When my parents moved to Los Angeles, the family Christmas became far removed from those type of memories.  Let's face it, by the time the trees make it to a lot in LA (temperature sometimes in the 80's F), it's been a long time since it was been cut down.  The family tree began to get smaller and smaller and was perched up on a small table.  My mum always held onto the tradition of a real tree no matter how small and, fortunately for me, both my husband and I are of the same mind.  Glen is the total Christmas Bah-Humbugger (a new term I invented just for him), so anything that helped him get in the mood was a great thing.  He loves a trees that is not too dense - just even branches with open space between so that you can see the ornaments.  Decorating the tree is a dad and kids event which I help with by laying out the ornaments and keeping the fire stoked.  Some years we waited too long and ended up with the Charlie Brown special and one year I mistakenly got my tree from Ikea.  It came in the house dead and showered pine needles the whole time, but it was a real tree and that's all that mattered.

I had always wanted to take Glen and the kids (we had three) to the Los Angeles for Christmas with my family. Finally I saved enough money one year for the plane tickets.   Now the question was a difficult one - real or fake.  We finally broke down that year and bought a tacky two foot fake tree.  It had sprays of optic fibre throughout that rotated through a rainbow of colours.  It sat on the hearth next to the fire and when we turned off all the lights, it was actually a bit hypnotic.  This fake tree has wormed it's way into my heart.  We all still want the real tree if we are having Christmas at home, but the small, plug-in one has become a part of our holiday traditions in a way that has surprised me. It still has a place of honour on the hearth and at some point each year we put on the holiday CD's, light a real fire, plug in both trees and turn the lights off.  I could sit there for hours.

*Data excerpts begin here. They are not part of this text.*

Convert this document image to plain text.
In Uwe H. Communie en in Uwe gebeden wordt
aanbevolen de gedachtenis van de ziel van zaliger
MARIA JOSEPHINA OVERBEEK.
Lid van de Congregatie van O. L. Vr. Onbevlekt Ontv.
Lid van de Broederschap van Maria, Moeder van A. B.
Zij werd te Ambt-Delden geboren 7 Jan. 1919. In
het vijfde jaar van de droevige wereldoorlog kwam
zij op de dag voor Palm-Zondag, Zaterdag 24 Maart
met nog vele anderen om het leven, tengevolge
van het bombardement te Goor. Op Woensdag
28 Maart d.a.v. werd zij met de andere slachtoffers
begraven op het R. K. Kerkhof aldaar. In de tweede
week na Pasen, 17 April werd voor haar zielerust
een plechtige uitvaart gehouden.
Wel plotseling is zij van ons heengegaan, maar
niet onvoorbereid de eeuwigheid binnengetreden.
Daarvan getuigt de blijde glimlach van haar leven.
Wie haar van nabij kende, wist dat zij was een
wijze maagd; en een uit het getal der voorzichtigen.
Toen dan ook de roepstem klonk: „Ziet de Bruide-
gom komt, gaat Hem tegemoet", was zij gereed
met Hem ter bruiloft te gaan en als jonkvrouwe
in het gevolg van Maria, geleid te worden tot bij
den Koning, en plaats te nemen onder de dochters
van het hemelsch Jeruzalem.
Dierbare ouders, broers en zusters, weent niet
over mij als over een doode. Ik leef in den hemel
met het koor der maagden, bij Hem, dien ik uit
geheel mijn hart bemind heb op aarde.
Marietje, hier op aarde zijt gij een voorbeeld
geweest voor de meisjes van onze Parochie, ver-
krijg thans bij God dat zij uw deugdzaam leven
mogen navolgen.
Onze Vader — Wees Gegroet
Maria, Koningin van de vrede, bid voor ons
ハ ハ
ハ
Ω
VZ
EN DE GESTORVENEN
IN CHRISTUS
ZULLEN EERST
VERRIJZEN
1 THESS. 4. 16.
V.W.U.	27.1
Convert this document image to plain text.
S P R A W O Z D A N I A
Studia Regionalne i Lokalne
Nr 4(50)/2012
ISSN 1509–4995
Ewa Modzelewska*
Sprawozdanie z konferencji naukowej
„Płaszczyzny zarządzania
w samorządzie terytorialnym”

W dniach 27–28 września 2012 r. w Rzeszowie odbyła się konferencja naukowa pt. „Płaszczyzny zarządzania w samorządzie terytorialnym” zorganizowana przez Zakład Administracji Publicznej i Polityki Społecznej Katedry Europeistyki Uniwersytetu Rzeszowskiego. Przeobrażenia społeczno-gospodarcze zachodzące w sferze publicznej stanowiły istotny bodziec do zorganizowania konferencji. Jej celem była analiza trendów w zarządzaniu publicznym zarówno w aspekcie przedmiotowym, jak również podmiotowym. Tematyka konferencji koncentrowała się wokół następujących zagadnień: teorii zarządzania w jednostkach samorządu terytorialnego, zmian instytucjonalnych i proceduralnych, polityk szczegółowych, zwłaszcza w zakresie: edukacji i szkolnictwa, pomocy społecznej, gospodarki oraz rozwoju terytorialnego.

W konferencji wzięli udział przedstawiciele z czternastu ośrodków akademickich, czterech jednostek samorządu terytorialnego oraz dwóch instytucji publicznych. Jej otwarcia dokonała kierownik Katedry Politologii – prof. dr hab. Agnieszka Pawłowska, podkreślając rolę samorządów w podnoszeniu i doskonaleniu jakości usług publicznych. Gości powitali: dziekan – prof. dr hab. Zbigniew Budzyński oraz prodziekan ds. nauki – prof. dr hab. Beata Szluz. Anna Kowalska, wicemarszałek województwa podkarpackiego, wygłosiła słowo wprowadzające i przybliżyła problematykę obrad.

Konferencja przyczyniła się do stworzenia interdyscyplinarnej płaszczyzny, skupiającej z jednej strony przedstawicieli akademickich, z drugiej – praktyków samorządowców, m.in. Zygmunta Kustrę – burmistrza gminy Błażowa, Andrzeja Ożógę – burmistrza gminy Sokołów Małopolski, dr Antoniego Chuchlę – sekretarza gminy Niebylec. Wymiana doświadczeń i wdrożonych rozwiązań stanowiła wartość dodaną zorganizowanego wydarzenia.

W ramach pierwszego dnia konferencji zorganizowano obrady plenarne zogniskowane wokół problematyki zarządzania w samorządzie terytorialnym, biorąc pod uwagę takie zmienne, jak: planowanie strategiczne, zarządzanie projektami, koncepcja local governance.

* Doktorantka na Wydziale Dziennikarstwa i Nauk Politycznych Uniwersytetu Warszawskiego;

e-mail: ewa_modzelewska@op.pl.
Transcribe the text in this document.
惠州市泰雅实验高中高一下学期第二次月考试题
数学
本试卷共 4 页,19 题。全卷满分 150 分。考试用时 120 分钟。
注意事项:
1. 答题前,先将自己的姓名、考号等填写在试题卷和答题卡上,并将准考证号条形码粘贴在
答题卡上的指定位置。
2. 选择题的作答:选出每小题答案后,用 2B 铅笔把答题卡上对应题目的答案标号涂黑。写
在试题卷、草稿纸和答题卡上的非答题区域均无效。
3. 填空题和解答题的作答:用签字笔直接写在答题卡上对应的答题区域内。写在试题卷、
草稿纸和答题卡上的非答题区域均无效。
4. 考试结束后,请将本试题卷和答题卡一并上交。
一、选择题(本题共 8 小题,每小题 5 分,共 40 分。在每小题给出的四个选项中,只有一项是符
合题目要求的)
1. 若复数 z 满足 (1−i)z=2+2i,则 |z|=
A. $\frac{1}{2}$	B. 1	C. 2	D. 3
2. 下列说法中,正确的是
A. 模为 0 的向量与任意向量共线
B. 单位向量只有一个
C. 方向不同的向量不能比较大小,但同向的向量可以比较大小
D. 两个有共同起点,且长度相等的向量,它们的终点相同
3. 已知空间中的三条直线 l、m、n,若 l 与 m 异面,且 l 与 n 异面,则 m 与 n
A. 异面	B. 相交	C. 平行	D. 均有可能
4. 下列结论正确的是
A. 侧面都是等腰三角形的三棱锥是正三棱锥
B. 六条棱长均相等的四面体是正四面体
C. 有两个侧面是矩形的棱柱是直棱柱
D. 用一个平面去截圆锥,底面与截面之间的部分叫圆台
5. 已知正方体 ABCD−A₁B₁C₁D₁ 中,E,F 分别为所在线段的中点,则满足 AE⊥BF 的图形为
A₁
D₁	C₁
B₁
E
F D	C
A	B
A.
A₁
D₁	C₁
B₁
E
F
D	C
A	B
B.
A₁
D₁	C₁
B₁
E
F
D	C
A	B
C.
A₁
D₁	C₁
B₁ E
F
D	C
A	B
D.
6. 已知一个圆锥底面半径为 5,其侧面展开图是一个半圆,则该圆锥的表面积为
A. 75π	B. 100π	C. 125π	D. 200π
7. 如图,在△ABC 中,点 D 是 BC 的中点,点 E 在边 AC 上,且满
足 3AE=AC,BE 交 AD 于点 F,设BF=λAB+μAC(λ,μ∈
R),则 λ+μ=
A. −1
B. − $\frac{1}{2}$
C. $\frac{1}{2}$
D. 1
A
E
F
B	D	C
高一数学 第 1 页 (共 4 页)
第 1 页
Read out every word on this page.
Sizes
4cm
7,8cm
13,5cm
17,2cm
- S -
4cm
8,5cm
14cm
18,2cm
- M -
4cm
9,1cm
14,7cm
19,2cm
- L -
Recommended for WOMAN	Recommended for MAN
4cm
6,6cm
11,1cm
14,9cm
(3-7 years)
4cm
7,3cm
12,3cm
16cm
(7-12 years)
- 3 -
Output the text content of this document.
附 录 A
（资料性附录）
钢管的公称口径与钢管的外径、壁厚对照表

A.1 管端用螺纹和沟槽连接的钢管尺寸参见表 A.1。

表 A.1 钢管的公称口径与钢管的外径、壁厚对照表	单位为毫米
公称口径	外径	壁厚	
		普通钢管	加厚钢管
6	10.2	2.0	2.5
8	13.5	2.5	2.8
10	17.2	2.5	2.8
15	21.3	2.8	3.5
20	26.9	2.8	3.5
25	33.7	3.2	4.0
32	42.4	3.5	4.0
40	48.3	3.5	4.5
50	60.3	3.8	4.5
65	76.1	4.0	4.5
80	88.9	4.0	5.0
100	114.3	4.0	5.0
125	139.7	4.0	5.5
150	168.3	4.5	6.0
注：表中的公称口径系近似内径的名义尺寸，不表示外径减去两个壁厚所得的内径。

The Christmas Tree Conundrum will always be one each family has to face.  Despite the horror I felt the first time I walked through one of those weird fake Christmas tree stores at the mall, I could see the writing on the wall.  Concerns for the environment, our very fast paced lifestyle and praticality will probably take us down this road more and more.  Once established, it will be the new holiday tradition.  I will always feel grateful I had the opportunity to do it old school, to trudge through the mountains in the snow and breathe in the wonderful scent of a freshly cut tree.

Christmas One - Liners

Q: Why did the elf push his bed into the fireplace?
A: He wanted to sleep like a log

Q: Mum, can I please have a cat for Christmas:
A: No. You'll have turkey the same us the rest of us

Q: How do chickens dance at the Christmas party?
A: Chick to chick!

Q: Why would you invite a mushroom to a Christmas party?
A: He's a fun guy to be with

Q: Who sings "Love Me Tender" and makes Christmas toys?
A: Santa's little Elvis

Q: What did the Gingerbread Man put on his bed?
A: A cookie sheet

Q: Which of Santa's reindeers needs to mind his manners the most?
A: "Rude"olph

Q: What can Santa give away and still keep?